Commenting on the Jury announcement, Manhad Narula of DSC Limited, said, “We are delighted to have such a highly acclaimed international jury panel for the DSC Prize 2015. They bring in a rich and varied understanding of South Asian writing, and I eagerly look forward to their selection for the longlist, the shortlist and the final winner. The number of entries for the DSC Prize and the spread of authors writing about this region has grown over the years which would make the jury’s task more interesting and challenging. I am confident that the eventual winner chosen by the jury will be a true reflection of the very best of South Asian writing as it has been over the years.”
The DSC Prize for South Asian Literature prides itself on a thorough and transparent judging process and is modeled on global best practices. The 5 member jury panel, which is selected by the Steering Committee basis the recommendations received from the Advisory Committee, is solely responsible to decide and arrive at the longlist, the shortlist and the ultimate winner without any external influence and their adjudication is final.
The DSC Prize for South Asian Literature has previously been won by Cyrus Mistry for his book ‘Chronicle of a Corpse Bearer’, by HM Naqvi for Home Boy, by Shehan Karunatilaka for Chinaman: The Legend of Pradeep Mathew and by Jeet Thayil for Narcopolis. Each of these winners has gone on to be published internationally to reach out to a larger global audience, which has been one of the central visions of the DSC Prize.
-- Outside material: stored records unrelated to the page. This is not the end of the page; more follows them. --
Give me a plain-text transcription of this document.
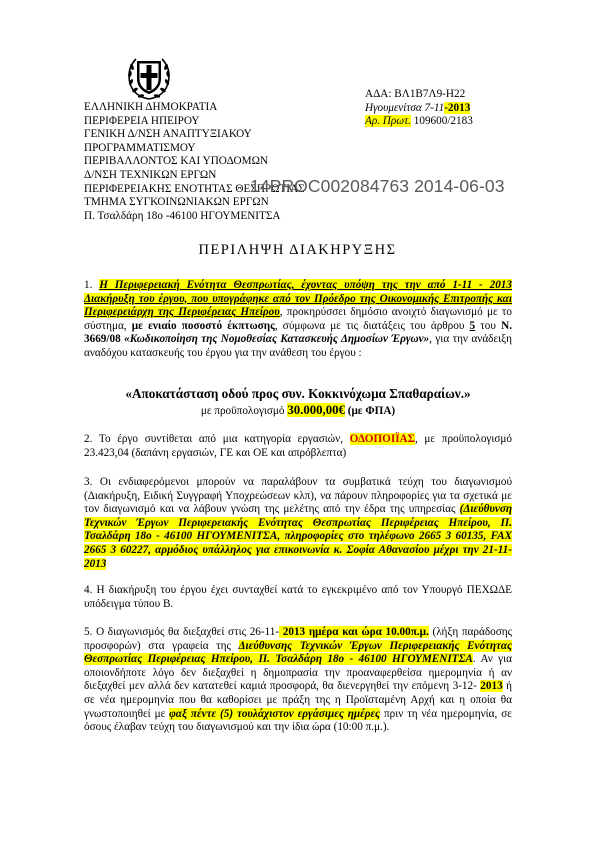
ΕΛΛΗΝΙΚΗ ΔΗΜΟΚΡΑΤΙΑ
ΠΕΡΙΦΕΡΕΙΑ ΗΠΕΙΡΟΥ
ΓΕΝΙΚΗ Δ/ΝΣΗ ΑΝΑΠΤΥΞΙΑΚΟΥ
ΠΡΟΓΡΑΜΜΑΤΙΣΜΟΥ
ΠΕΡΙΒΑΛΛΟΝΤΟΣ ΚΑΙ ΥΠΟΔΟΜΩΝ
Δ/ΝΣΗ ΤΕΧΝΙΚΩΝ ΕΡΓΩΝ
ΠΕΡΙΦΕΡΕΙΑΚΗΣ ΕΝΟΤΗΤΑΣ ΘΕΣΠΡΩΤΙΑΣ
ΤΜΗΜΑ ΣΥΓΚΟΙΝΩΝΙΑΚΩΝ ΕΡΓΩΝ
Π. Τσαλδάρη 18ο -46100 ΗΓΟΥΜΕΝΙΤΣΑ
ΑΔΑ: ΒΛ1Β7Λ9-Η22
Ηγουμενίτσα 7-11-2013
Αρ. Πρωτ. 109600/2183
14PROC002084763 2014-06-03
ΠΕΡΙΛΗΨΗ ΔΙΑΚΗΡΥΞΗΣ

1. Η Περιφερειακή Ενότητα Θεσπρωτίας, έχοντας υπόψη της την από 1-11 - 2013 Διακήρυξη του έργου, που υπογράφηκε από τον Πρόεδρο της Οικονομικής Επιτροπής και Περιφερειάρχη της Περιφέρειας Ηπείρου, προκηρύσσει δημόσιο ανοιχτό διαγωνισμό με το σύστημα, με ενιαίο ποσοστό έκπτωσης, σύμφωνα με τις διατάξεις του άρθρου 5 του Ν. 3669/08 «Κωδικοποίηση της Νομοθεσίας Κατασκευής Δημοσίων Έργων», για την ανάδειξη αναδόχου κατασκευής του έργου για την ανάθεση του έργου :

«Αποκατάσταση οδού προς συν. Κοκκινόχωμα Σπαθαραίων.»
με προϋπολογισμό 30.000,00€ (με ΦΠΑ)

2. Το έργο συντίθεται από μια κατηγορία εργασιών, ΟΔΟΠΟΙΪΑΣ, με προϋπολογισμό 23.423,04 (δαπάνη εργασιών, ΓΕ και ΟΕ και απρόβλεπτα)

3. Οι ενδιαφερόμενοι μπορούν να παραλάβουν τα συμβατικά τεύχη του διαγωνισμού (Διακήρυξη, Ειδική Συγγραφή Υποχρεώσεων κλπ), να πάρουν πληροφορίες για τα σχετικά με τον διαγωνισμό και να λάβουν γνώση της μελέτης από την έδρα της υπηρεσίας (Διεύθυνση Τεχνικών Έργων Περιφερειακής Ενότητας Θεσπρωτίας Περιφέρειας Ηπείρου, Π. Τσαλδάρη 18ο - 46100 ΗΓΟΥΜΕΝΙΤΣΑ, πληροφορίες στο τηλέφωνο 2665 3 60135, FAX 2665 3 60227, αρμόδιος υπάλληλος για επικοινωνία κ. Σοφία Αθανασίου μέχρι την 21-11- 2013

4. Η διακήρυξη του έργου έχει συνταχθεί κατά το εγκεκριμένο από τον Υπουργό ΠΕΧΩΔΕ υπόδειγμα τύπου Β.

5. Ο διαγωνισμός θα διεξαχθεί στις 26-11- 2013 ημέρα και ώρα 10.00π.μ. (λήξη παράδοσης προσφορών) στα γραφεία της Διεύθυνσης Τεχνικών Έργων Περιφερειακής Ενότητας Θεσπρωτίας Περιφέρειας Ηπείρου, Π. Τσαλδάρη 18ο - 46100 ΗΓΟΥΜΕΝΙΤΣΑ. Αν για οποιονδήποτε λόγο δεν διεξαχθεί η δημοπρασία την προαναφερθείσα ημερομηνία ή αν διεξαχθεί μεν αλλά δεν κατατεθεί καμιά προσφορά, θα διενεργηθεί την επόμενη 3-12- 2013 ή σε νέα ημερομηνία που θα καθορίσει με πράξη της η Προϊσταμένη Αρχή και η οποία θα γνωστοποιηθεί με φαξ πέντε (5) τουλάχιστον εργάσιμες ημέρες πριν τη νέα ημερομηνία, σε όσους έλαβαν τεύχη του διαγωνισμού και την ίδια ώρα (10:00 π.μ.).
For more information, please contact:
|DSC Prize Steering Committee||Genesis Burson-Marsteller|
|Deepa Kumar||Farheen Khan|
About the DSC Prize for South Asian Literature
The US $50,000 DSC Prize for South Asian Literature which was instituted in 2010, is one of the most prestigious international literary awards specifically focused on South Asian writing. It is a unique and coveted prize and is open to authors of any ethnicity or nationality as long as the writing is about South Asia and its people. It also encourages writing in regional languages and translations and the prize money is equally shared between the author and the translator in case a translated entry wins.
Now in its 5th year, the DSC Prize has been successful in bringing South Asian writing to a larger global audience through a celebration of the achievements of the authors writing about this region, and thereby raise awareness of South Asian literature and culture around the world. The DSC Prize is committed to extend the conversation on South Asian writing and reaches out to various audiences through exciting & creative partnerships with the London School of Economics, the Frankfurt Book Fair, the Jaipur Literature festival, the Ubud Writers & Readers Festival, the Goethe Institute and the University of Delhi amongst others.
The last four years have had winners from three different countries in South Asia – HM Naqvi from Pakistan (Homeboy Harper Collins, India), Shehan Karunatilaka from Sri Lanka (Chinaman, Random House, India), Jeet Thayil from India (Narcopolis, Faber & Faber, London) and Cyrus Mistry from India (Chronicle of a Corpse Bearer, Aleph India). Each of these winners has gone on to be published internationally and their work has reached a larger global audience which has been one of the central visions of the DSC Prize.